Syahirah menyatukan jari tangannya. "Fahmi ...," Syahirah menggantungkan kalimatnya. Azki sedikit menjauh dari Syahirah dan menatapnya, menunggu Syahirah melanjutkan perkataannya. "Fahmi menjadi direktur di sekolah lagi. Selain itu, malam ini dia ngajak kita untuk makan malam di rumahnya. Om Anhar, ayahnya, kepingin ketemu kita berdua," jelas Syahirah.

"Ingin ketemu kita berdua atau hanya ingin ketemu kamu?" Tiba-tiba suasana hati Azki memburuk, tidak baik-baik saja.

"Kita berdua, Ki. Aku sama kamu. Kamu malam ini tidak sibuk, kan? Tidak ada pekerjaan lagi kan, di rumah sakit?" tanya Syahirah.

"Aku hanya punya waktu senggang di jam makan siang, Sya," kata Azki, lalu ia melihat ke jam yang melingkar di pergelangan tangannya. "Aku tidak punya banyak waktu, sudah hampir habis. Kalau kamu mau pergi, pergi saja. Nanti aku jemput kamu kalau kamu mau pulang," lanjutnya.

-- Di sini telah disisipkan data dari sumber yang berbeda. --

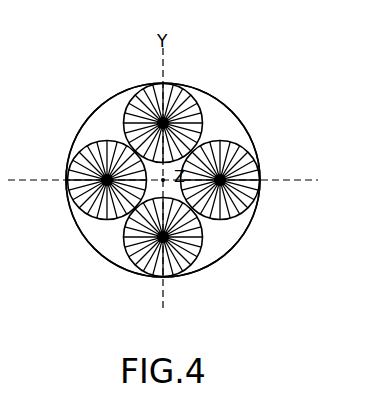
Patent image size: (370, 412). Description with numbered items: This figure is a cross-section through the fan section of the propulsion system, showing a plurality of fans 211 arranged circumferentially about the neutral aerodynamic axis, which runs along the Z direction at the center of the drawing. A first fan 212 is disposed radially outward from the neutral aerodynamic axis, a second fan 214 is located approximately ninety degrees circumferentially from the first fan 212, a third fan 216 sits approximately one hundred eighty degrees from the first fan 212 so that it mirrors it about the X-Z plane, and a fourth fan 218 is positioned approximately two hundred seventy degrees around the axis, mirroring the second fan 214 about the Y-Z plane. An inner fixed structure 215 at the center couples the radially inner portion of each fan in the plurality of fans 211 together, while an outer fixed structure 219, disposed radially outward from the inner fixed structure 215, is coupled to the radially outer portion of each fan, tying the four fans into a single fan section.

The plurality of fans 211 is at (177, 192).
The first fan 212 is at (147, 100).
The second fan 214 is at (243, 148).
The inner fixed structure 215 is at (153, 173).
The third fan 216 is at (147, 273).
The fourth fan 218 is at (67, 190).
The outer fixed structure 219 is at (89, 135).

"Kamu mau ke rumah sakit? Tapi, kamu belum makan siang. Aku juga belum selesai membuatkan nasi goreng untuk kamu," kata Syahirah.

"Tidak perlu, Sya. Aku bisa makan di rumah sakit saat ada waktu senggang. Aku pergi dulu," kata Azki terburu-buru. "Assalamu'alaikum." Azki memberi salam.

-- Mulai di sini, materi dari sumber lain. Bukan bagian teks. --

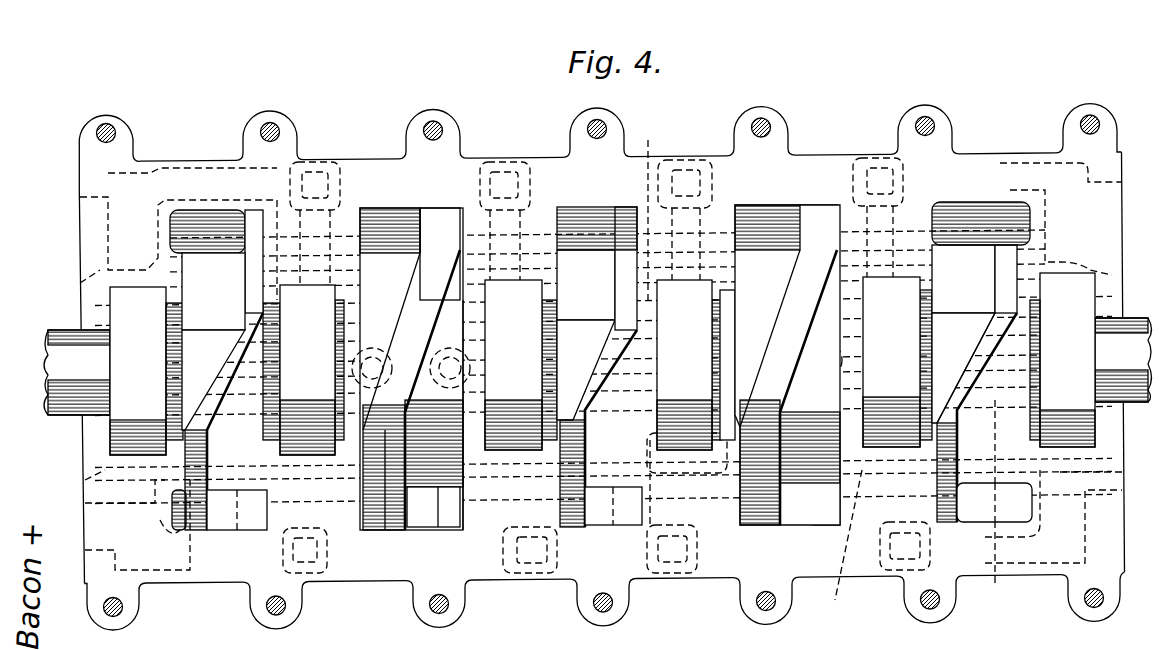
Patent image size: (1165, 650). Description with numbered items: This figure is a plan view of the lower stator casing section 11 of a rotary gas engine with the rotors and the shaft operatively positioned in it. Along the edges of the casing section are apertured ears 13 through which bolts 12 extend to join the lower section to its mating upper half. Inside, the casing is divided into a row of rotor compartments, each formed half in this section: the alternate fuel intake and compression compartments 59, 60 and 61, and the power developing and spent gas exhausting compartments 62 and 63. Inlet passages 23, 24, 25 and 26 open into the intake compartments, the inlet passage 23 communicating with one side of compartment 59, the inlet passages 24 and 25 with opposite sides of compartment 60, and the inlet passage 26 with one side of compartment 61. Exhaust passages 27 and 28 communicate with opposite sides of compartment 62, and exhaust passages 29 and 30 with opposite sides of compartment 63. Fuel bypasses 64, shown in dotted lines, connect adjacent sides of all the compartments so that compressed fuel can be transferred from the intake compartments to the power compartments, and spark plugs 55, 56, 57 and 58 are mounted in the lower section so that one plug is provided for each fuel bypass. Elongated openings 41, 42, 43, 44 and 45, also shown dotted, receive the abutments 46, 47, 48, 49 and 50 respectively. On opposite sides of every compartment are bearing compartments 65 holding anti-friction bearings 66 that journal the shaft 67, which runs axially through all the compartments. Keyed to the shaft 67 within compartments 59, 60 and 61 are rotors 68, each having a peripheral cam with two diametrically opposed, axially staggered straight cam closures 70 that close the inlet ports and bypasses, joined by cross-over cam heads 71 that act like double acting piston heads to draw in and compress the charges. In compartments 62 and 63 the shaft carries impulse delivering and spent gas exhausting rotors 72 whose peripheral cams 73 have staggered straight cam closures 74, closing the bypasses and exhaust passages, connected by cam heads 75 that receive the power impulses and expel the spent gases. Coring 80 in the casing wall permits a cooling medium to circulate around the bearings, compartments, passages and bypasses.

The lower stator casing section 11 is at (601, 351).
The bolts 12 is at (598, 358).
The apertured ears 13 is at (601, 362).
The inlet passage 23 is at (311, 571).
The inlet passage 24 is at (530, 572).
The inlet passage 25 is at (672, 574).
The inlet passage 26 is at (896, 569).
The exhaust passage 27 is at (315, 200).
The exhaust passage 28 is at (505, 202).
The exhaust passage 29 is at (685, 203).
The exhaust passage 30 is at (877, 201).
The elongated opening 41 is at (108, 486).
The elongated opening 42 is at (263, 242).
The elongated opening 43 is at (479, 428).
The elongated opening 44 is at (644, 208).
The elongated opening 45 is at (965, 546).
The abutment 46 is at (137, 525).
The abutment 47 is at (391, 301).
The abutment 48 is at (673, 494).
The abutment 49 is at (734, 306).
The abutment 50 is at (1012, 511).
The spark plug 55 is at (413, 465).
The spark plug 56 is at (432, 390).
The spark plug 57 is at (776, 387).
The spark plug 58 is at (810, 387).
The fuel intake and compression compartment 59 is at (181, 226).
The fuel intake and compression compartment 60 is at (589, 183).
The fuel intake and compression compartment 61 is at (981, 268).
The power developing and spent gas exhausting compartment 62 is at (411, 328).
The power developing and spent gas exhausting compartment 63 is at (787, 321).
The fuel bypasses 64 is at (603, 366).
The bearing compartments 65 is at (626, 374).
The anti-friction bearings 66 is at (602, 364).
The shaft 67 is at (77, 355).
The rotors 68 is at (588, 337).
The cam closures 70 is at (602, 363).
The cam heads 71 is at (607, 421).
The impulse delivering and spent gas exhausting rotors 72 is at (625, 521).
The peripheral cams 73 is at (580, 502).
The cam closures 74 is at (611, 366).
The cam heads 75 is at (597, 339).
The coring 80 is at (601, 206).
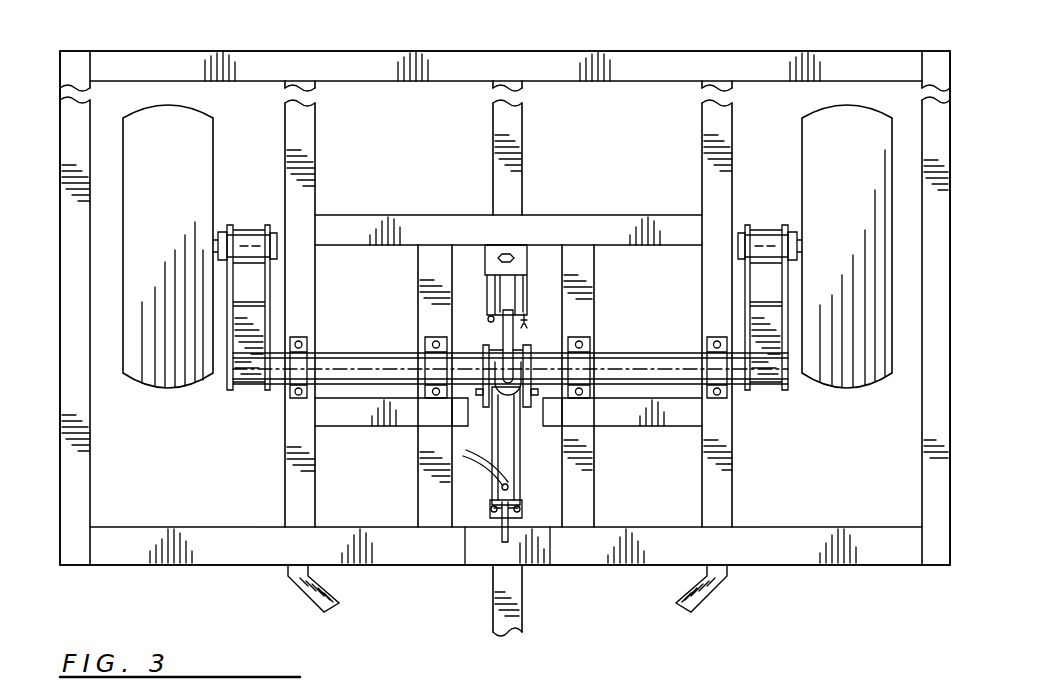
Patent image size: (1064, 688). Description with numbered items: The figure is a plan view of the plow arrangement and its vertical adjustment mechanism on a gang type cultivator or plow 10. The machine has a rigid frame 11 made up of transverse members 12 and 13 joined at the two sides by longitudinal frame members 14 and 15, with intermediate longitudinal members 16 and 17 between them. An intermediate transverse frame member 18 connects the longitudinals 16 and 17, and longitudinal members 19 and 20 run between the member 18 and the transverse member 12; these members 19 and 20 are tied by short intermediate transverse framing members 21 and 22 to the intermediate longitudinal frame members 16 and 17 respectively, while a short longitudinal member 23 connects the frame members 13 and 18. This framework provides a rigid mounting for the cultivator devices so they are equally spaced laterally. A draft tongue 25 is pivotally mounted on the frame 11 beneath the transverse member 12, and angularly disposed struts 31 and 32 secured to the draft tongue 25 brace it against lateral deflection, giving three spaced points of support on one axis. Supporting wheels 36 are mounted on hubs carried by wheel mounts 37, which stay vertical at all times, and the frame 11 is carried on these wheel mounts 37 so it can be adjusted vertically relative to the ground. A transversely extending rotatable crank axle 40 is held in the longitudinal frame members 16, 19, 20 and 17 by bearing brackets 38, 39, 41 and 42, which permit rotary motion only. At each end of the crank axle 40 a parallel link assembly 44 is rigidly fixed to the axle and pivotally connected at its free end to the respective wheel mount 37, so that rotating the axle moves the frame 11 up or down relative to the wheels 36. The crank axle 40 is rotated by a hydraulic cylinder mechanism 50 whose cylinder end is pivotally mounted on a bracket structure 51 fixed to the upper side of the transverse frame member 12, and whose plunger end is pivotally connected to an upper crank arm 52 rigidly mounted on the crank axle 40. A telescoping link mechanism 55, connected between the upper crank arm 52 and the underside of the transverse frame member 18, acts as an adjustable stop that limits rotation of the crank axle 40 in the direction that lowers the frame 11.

"Tapi, Ki ... Wa'alaikumussalam. Hati-hati, Ki!" Syahirah menghela napas panjang. Ia merasa sedikit bersalah pada Azki.

***

"Azki tidak bisa ikut, Sya? Sesibuk itukah dia sampai tidak bisa meluangkan waktunya untuk istrinya?" kata Fahmi yang fokusnya ke jalan yang ada di depannya. Syahirah tidak menjawab. Jujur, Syahirah tidak suka dengan obrolan yang menyinggung kesibukan Azki ataupun kehidupan pribadinya. Ya, walaupun kadang obrolan itu ada benarnya, tetapi Syahirah tidak suka membicarakannya. Cukup dirinya saja yang merasakan, orang lain tidak perlu tahu atau membicarakannya. "Maaf, Sya. Saya tidak bermaksud menjelek-jelekan Azki. Hanya saja, saya heran," kata Fahmi sambil melirik Syahirah yang diam.

"Fahmi," panggil Syahirah.

Mendengar namanya di panggil, Fahmi diam-diam tersenyum. Di dalam hati, ia merasa senang karena Syahirah tidak marah padanya. "Ya?"